Traditionally this approach has tended to be used with technical content and software / systems training, but semantic algorithms are opening doors for use in humanities.
Location specific content
In addition to being able to serve content to learners when they need it, we can also serve the content where it’s needed.
That could mean geographical location. Via location-aware mobile devices we can deliver content relevant to a learners’ physical surroundings – for example the building or campus they’re in, or the equipment they’re using. Using augmented reality technology it’s also possible to overlay information or instructions on to the real world, like how to fly an airplane, or in a slightly more mundane example, how to replace a printer cartridge!
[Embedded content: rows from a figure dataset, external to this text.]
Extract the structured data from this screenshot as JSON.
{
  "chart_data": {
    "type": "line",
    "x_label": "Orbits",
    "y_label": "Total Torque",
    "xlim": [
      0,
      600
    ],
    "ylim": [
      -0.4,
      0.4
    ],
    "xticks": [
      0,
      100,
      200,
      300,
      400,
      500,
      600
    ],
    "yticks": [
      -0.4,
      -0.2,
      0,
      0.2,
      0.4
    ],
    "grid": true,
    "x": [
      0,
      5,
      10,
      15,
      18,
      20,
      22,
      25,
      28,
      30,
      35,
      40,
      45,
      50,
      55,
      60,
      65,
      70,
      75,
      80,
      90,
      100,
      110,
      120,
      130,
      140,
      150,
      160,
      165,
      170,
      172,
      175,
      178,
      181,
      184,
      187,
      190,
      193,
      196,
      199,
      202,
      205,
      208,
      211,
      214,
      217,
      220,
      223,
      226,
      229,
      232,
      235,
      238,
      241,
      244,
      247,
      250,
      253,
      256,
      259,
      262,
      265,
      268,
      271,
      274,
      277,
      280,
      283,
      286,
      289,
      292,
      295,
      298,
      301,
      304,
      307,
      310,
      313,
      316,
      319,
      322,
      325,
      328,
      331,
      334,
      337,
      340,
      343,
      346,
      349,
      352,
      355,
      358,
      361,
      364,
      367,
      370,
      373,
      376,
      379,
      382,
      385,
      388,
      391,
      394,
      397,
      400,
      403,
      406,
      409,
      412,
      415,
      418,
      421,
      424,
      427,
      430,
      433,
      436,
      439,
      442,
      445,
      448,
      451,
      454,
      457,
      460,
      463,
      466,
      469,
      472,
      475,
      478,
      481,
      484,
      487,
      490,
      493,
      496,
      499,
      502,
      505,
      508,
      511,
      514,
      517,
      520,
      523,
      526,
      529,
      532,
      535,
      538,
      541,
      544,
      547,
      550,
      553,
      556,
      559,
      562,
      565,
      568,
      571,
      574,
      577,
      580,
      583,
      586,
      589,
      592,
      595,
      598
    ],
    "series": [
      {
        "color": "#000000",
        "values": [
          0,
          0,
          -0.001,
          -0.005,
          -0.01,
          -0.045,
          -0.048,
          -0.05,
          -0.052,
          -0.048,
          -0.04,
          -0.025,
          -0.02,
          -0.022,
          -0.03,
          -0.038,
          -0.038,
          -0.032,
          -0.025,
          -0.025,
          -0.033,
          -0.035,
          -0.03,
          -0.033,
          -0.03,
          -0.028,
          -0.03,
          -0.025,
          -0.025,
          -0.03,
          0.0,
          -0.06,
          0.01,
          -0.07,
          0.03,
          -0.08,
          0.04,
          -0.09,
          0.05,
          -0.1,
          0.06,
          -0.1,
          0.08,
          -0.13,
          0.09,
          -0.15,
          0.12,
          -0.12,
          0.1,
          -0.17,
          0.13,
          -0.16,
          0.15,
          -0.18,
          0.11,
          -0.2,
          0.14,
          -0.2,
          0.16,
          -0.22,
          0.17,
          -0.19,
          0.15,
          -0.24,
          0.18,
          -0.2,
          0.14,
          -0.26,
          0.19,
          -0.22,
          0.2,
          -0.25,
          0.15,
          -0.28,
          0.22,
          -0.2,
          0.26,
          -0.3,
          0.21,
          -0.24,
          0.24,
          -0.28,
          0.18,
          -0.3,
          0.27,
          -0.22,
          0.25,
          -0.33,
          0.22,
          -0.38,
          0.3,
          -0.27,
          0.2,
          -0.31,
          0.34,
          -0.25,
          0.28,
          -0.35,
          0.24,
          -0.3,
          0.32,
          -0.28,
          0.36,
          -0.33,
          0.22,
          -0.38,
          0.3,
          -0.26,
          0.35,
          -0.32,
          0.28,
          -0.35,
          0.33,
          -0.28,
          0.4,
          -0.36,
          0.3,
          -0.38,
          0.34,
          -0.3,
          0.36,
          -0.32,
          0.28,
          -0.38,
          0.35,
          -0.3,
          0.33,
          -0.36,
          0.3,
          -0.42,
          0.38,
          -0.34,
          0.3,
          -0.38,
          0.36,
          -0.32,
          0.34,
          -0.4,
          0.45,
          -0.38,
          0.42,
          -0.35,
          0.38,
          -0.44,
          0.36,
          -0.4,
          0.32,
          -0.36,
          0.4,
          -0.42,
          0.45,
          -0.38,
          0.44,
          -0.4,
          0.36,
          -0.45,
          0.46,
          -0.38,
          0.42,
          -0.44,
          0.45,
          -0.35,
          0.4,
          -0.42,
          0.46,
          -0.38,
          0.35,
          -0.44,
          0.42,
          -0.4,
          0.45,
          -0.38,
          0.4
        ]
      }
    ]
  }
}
Location specific content can also refer to the learner’s location or progress within a specific task, providing customised help with what they’re doing within a piece of software, or where they are in their workflow. By implementing structured learning pathways using a tool like tessello, it’s possible to structure a range of formal, informal and user generated resources around a user’s likely path through their work, helping them to learn as they go.
Access to experts and sharing / curation
User generated content can form an indispensable part of good performance support. Every organisation has SMEs on whole range of subjects (who’s the Excel whizz in your office? I bet they’re not an animated paperclip!) A report by McKinsey revealed that knowledge workers typically spend up to 19% of their work week (a full day!) searching for information.
Providing better ways for experts to share relevant, up-to-date expertise in a way that can be accessed by colleagues at the point of need can save organisations huge amounts of time and money (20-25% according to McKinsey). Providing opportunities for effective sharing of quality content in easily searchable communities of practice can be an extremely powerful way of reducing aimless googling!
All of this is still about great content, and whilst there are still undoubtedly subject areas where taking people away from their work to reflect via traditional training interventions will add value, if you can use performance support to get great content into context, you’re going to give your organisation a significant competitive edge.